Ketiga, sistem pendidikan untuk membentuk pribadi bertakwa dan mempunyai skill membangun peradaban. Dalam Islam, pendidikan hadir dengan landasan yang tuntas yaitu akidah Islam. Bahwa manusia berasal dari Allah SWT, tujuannya untuk beribadah pada Allah SWT dan juga akan kembali pada Allah SWT. Pendidikan Islam akan mendidik insan yang bertauhid diawal pengajarannya agar sejak dini terdidik untuk mengetahui bahwa ada pencipta dalam semesta ini bersama dengan syari’atnya. Tentu, implementasinya pada SDM akan mengembangkan apapun dengan asas yang jelas yaitu meraih rida Allah SWT. Bukan semata untuk mendapatkan gelar, materi hingga popularitas. Hal-hal tersebut hanya menjadi wasilah untuk menjalankan syari’at Allah SWT dalam membangun karya disekitarnya.
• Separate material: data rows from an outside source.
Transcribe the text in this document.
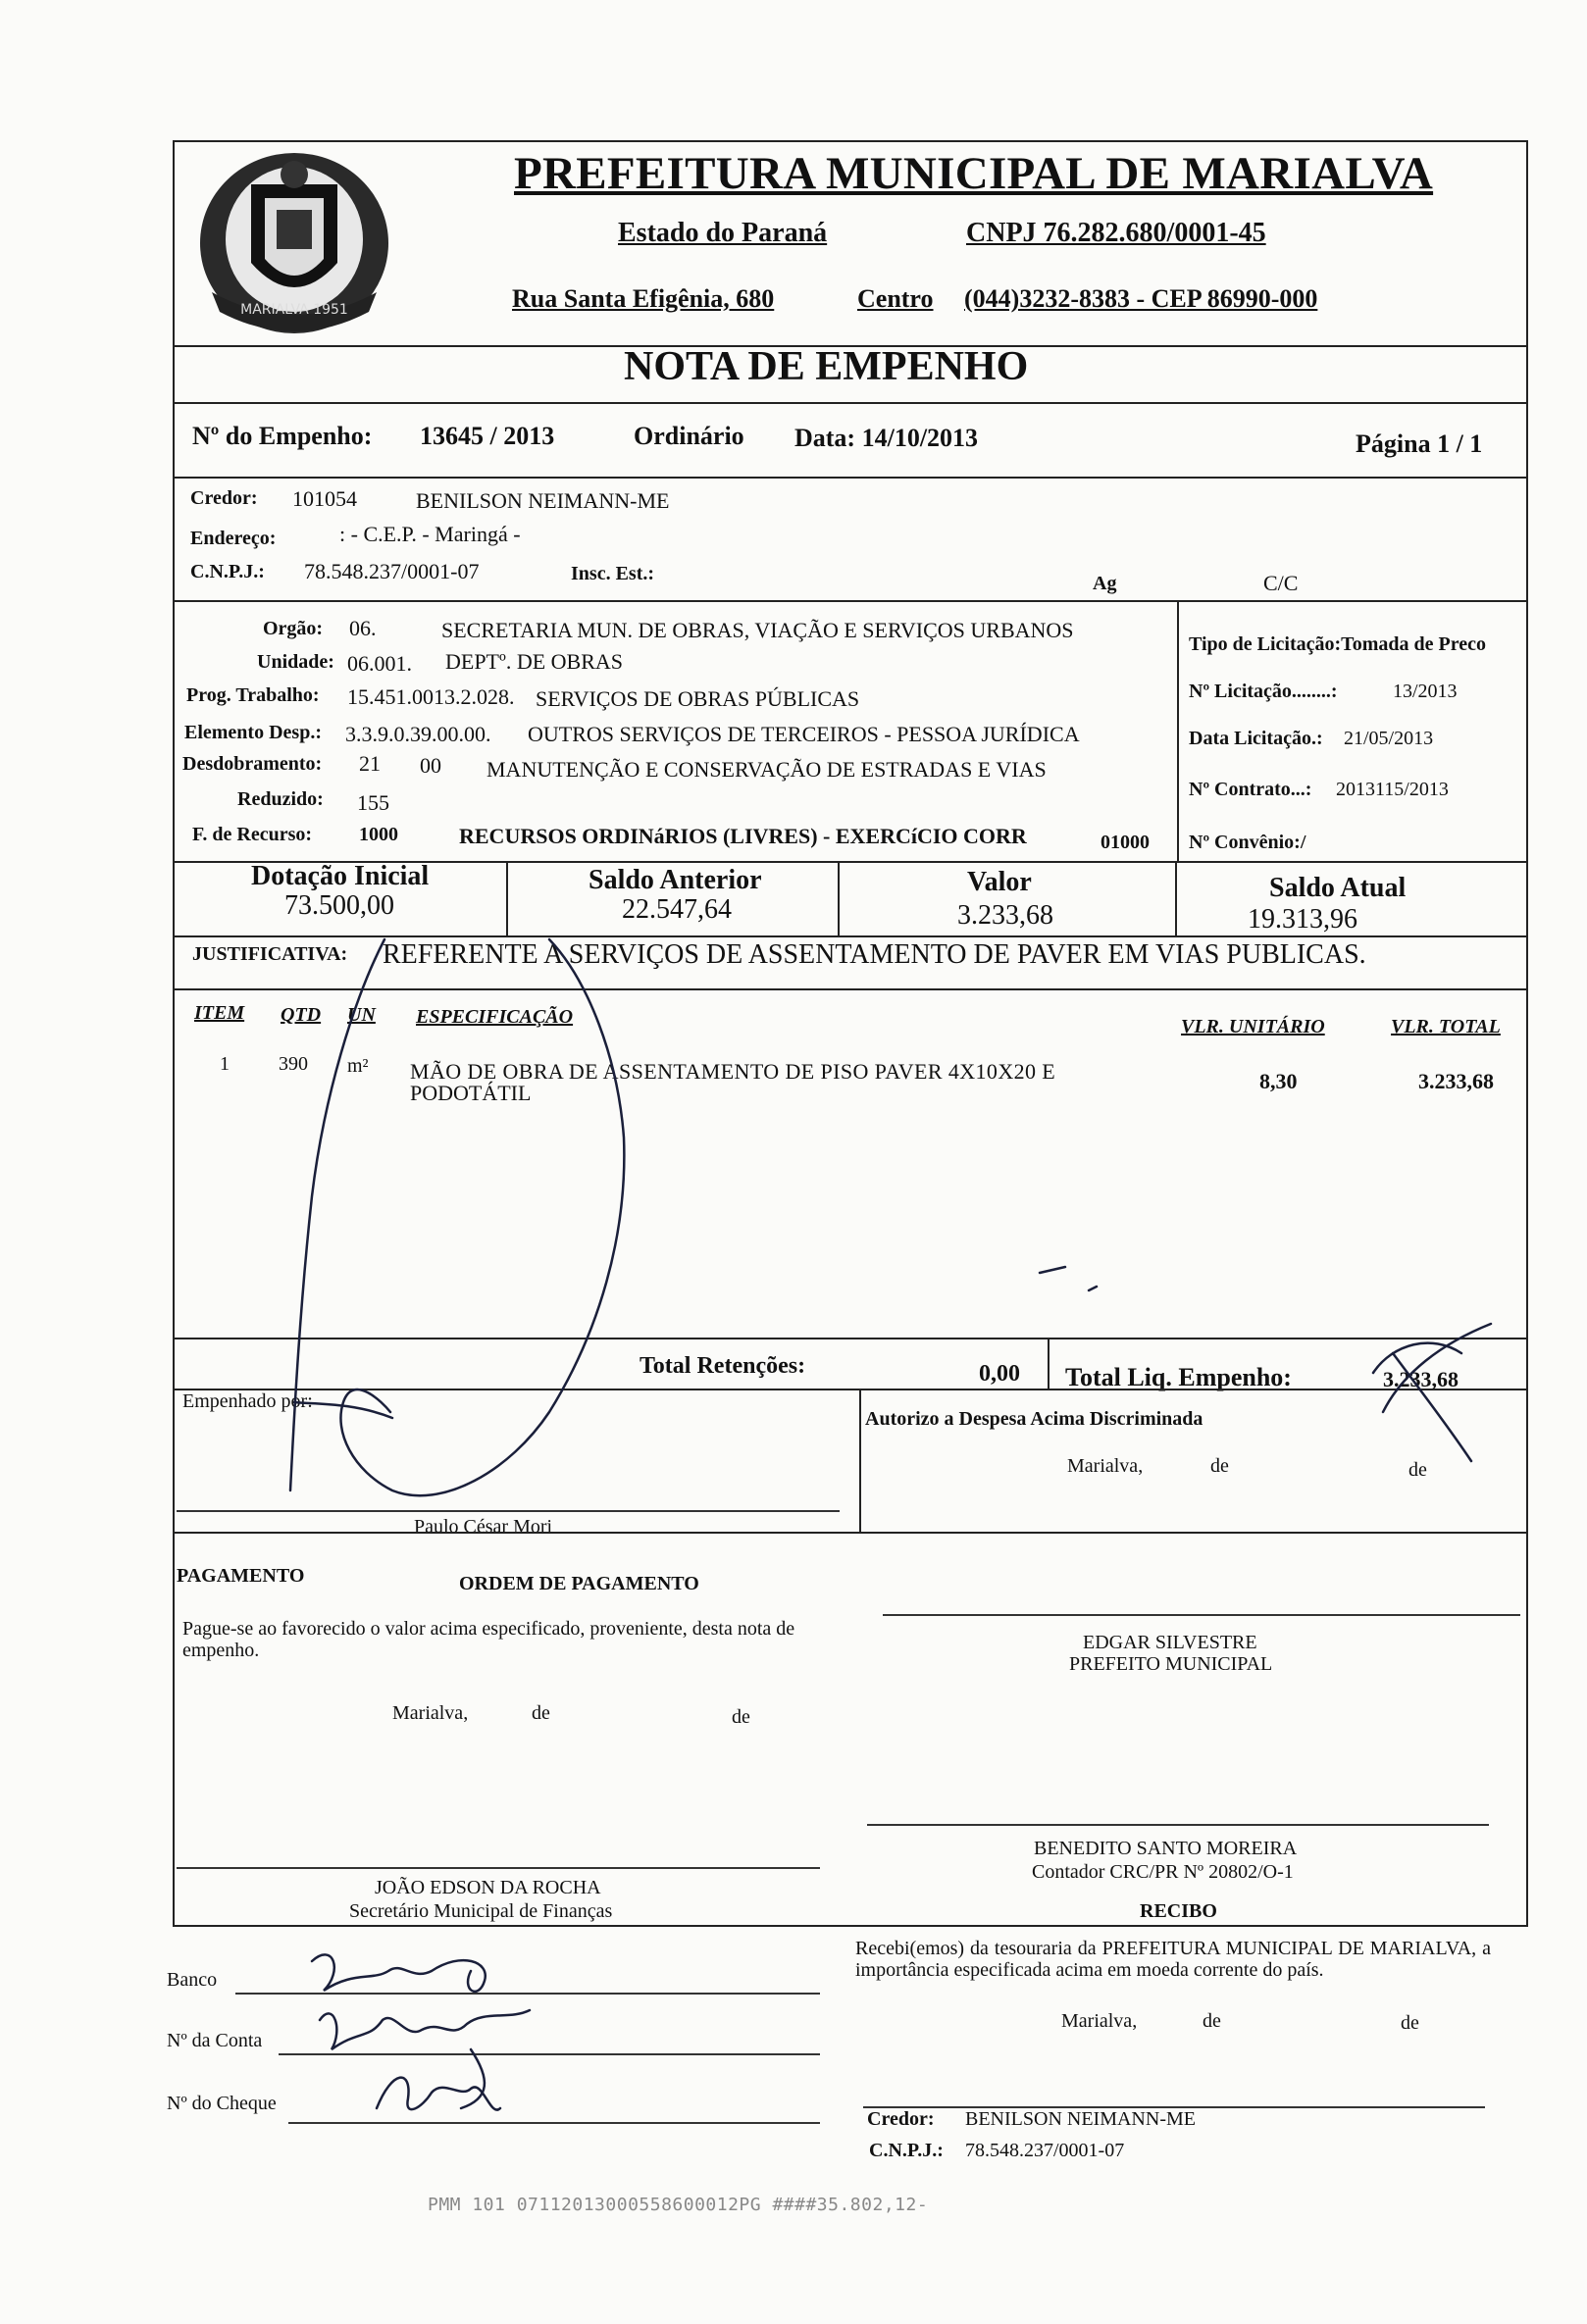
MARIALVA 1951
PREFEITURA MUNICIPAL DE MARIALVA
Estado do Paraná	CNPJ 76.282.680/0001-45
Rua Santa Efigênia, 680	Centro (044)3232-8383 - CEP 86990-000
NOTA DE EMPENHO
Nº do Empenho: 13645 / 2013	Ordinário Data: 14/10/2013	Página 1 / 1
Credor: 101054	BENILSON NEIMANN-ME
Endereço:	: - C.E.P. - Maringá -
C.N.P.J.: 78.548.237/0001-07	Insc. Est.:	Ag	C/C
Orgão: 06.	SECRETARIA MUN. DE OBRAS, VIAÇÃO E SERVIÇOS URBANOS
Unidade: 06.001. DEPTº. DE OBRAS
Prog. Trabalho: 15.451.0013.2.028. SERVIÇOS DE OBRAS PÚBLICAS
Elemento Desp.: 3.3.9.0.39.00.00. OUTROS SERVIÇOS DE TERCEIROS - PESSOA JURÍDICA
Desdobramento: 21 00 MANUTENÇÃO E CONSERVAÇÃO DE ESTRADAS E VIAS
Reduzido: 155
F. de Recurso: 1000	RECURSOS ORDINáRIOS (LIVRES) - EXERCíCIO CORR	01000
Tipo de Licitação:Tomada de Preco
Nº Licitação........:	13/2013
Data Licitação.: 21/05/2013
Nº Contrato...: 2013115/2013
Nº Convênio:/
Dotação Inicial
73.500,00
Saldo Anterior
22.547,64
Valor
3.233,68
Saldo Atual
19.313,96
JUSTIFICATIVA: REFERENTE A SERVIÇOS DE ASSENTAMENTO DE PAVER EM VIAS PUBLICAS.
ITEM QTD UN ESPECIFICAÇÃO	VLR. UNITÁRIO	VLR. TOTAL
1	390 m² MÃO DE OBRA DE ASSENTAMENTO DE PISO PAVER 4X10X20 E
PODOTÁTIL	8,30	3.233,68
Total Retenções:	0,00 Total Liq. Empenho:	3.233,68
Empenhado por:
Paulo César Mori
Autorizo a Despesa Acima Discriminada
Marialva,	de	de
PAGAMENTO	ORDEM DE PAGAMENTO
Pague-se ao favorecido o valor acima especificado, proveniente, desta nota de empenho.
Marialva,	de	de
EDGAR SILVESTRE
PREFEITO MUNICIPAL
BENEDITO SANTO MOREIRA
Contador CRC/PR Nº 20802/O-1
JOÃO EDSON DA ROCHA
Secretário Municipal de Finanças	RECIBO
Recebi(emos) da tesouraria da PREFEITURA MUNICIPAL DE MARIALVA, a importância especificada acima em moeda corrente do país.
Marialva,	de	de
Banco
Nº da Conta
Nº do Cheque
Credor: BENILSON NEIMANN-ME
C.N.P.J.: 78.548.237/0001-07
PMM 101 07112013000558600012PG ####35.802,12-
Keempat, sistem sosial yang menjaga kebesihan masyarakat dan mengukuhkan ketahanan keluarga. Islam mempunyai pengaturan diranah umum dan khusus. Diranah umum dibolehkan hanya untuk bertransaksi jual-beli, pendidikan dan kesehatan. Adapun dalam aturan khusus, bahwa ketika perempuan berada dalam rumah maka berlaku aturan khusus yaitu perempuan hanya bisa membuka auratnya yang biasa terlihat pada mahramnya. Tidak boleh berada dirumah jika ada laki-laki ajnabi.
Kelima, sistem sanksi sehingga menutup pintu maksiat. Sanksi dalam Islam sangat tegas dan dijadikan sebagai wasilah penghapus dosa-dosa diakhirat kelak. Seperti rajam bagi yang berzina.
Keenam, sistem informasi untuk mencegah berkembangnya pemikiran dan budaya rusak. Informasi di filter supaya tidak merusak pemikiran perempuan dan anak dengan tidak memberikan ruang konten pornografi, bahkan film maupun iklan-iklan yang berpotensi pornografi.
Keenam langkah tersebut memberi solusi tuntas bukan sekadar sektoral saja karena pada dasarnya permasalahan kekerasan seksual berkelindan dari semua aspek kehidupan yang sudah rusak diasuh oleh sistem sekularisme (pemisahan agama dari kehidupan).